Celles ci sont appréciées au regard de la situation du débiteur de l’obligation, compte tenu de ses facultés et au regard de celles de remboursement de la partie adverse. Ces deux critères d’application ne sont pas cumulatifs mais alternatifs.
La S.A.S SELLERIE-DECORATION-AMENAGEMENTS avance que sa situation financière est obérée et que l’exécution provisoire aurait pour conséquence de placer la société sous la protection d’une procédure collective.
La S.A.S SELLERIE-DECORATION-AMENAGEMENTS fait état des bilans et comptes de résultats pour les années 2020 et 2021 exposant des pertes, pièce n°18 et 19, mais ne démontre pas quel est l’état actuel de sa situation financière. Ainsi, elle ne parvient pas à établir que l’exécution provisoire de la décision déférée pourrait avoir des conséquences manifestement excessives, et ce, malgré la production d’une attestation du comptable de la S.A.S SELLERIE-DECORATION-AMENAGEMENTS, pièce n°24, affirmant que cette exécution provisoire est une menace pesant sur la continuité d’exploitation de la société, qui demeure insuffisante.

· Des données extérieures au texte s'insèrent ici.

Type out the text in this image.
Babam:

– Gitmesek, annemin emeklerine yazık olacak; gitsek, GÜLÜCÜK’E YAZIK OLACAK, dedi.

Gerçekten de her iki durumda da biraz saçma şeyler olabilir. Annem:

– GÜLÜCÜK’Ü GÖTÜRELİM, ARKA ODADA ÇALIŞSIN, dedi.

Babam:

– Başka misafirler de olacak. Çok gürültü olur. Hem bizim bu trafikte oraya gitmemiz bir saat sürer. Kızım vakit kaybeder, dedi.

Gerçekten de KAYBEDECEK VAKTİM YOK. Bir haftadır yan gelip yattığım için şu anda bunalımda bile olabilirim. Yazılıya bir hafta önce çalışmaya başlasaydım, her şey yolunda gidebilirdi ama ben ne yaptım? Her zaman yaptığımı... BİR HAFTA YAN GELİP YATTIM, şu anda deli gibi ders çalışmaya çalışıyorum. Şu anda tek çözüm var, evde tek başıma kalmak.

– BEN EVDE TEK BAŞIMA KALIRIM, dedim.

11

La S.A.S SELLERIE-DECORATION-AMENAGEMENTS ne parvenant pas à démontrer l’existence de conséquences manifestement excessives résultant de l’exécution provisoire, il n’y a donc pas lieu d’examiner la seconde condition tenant à l’existence de moyens sérieux de réformation ou d’infirmation de la décision dont appel.
La S.A.S SELLERIE-DECORATION-AMENAGEMENTS sera donc déboutée de sa demande d’arrêt de l’exécution provisoire attachée au jugement du 14 octobre 2024 rendu par le Tribunal de commerce de Marseille.
La S.A.S SELLERIE-DECORATION-AMENAGEMENTS succombant à la présente instance sera condamnée aux entiers dépens. Elle sera également condamnée à payer à la S.A.S ARIANE BUREAUTIQUE la somme de 2.000 euros sur le fondement de l’article 700 du code de procédure civile.
PAR CES MOTIFS
Statuant publiquement en référé,
DÉBOUTONS la S.A.S SELLERIE-DECORATION-AMENAGEMENTS de sa demande d’arrêt de l’exécution provisoire attachée au jugement du 14 octobre 2024 rendu par le Tribunal de commerce de Marseille ;
CONDAMNONS la S.A.S SELLERIE-DECORATION-AMENAGEMENTS aux entiers dépens ;
CONDAMNONS la S.A.S SELLERIE-DECORATION-AMENAGEMENTS à payer à la S.A.S ARIANE BUREAUTIQUE la somme de 2.000 euros sur le fondement de l’article 700 du code de procédure civile.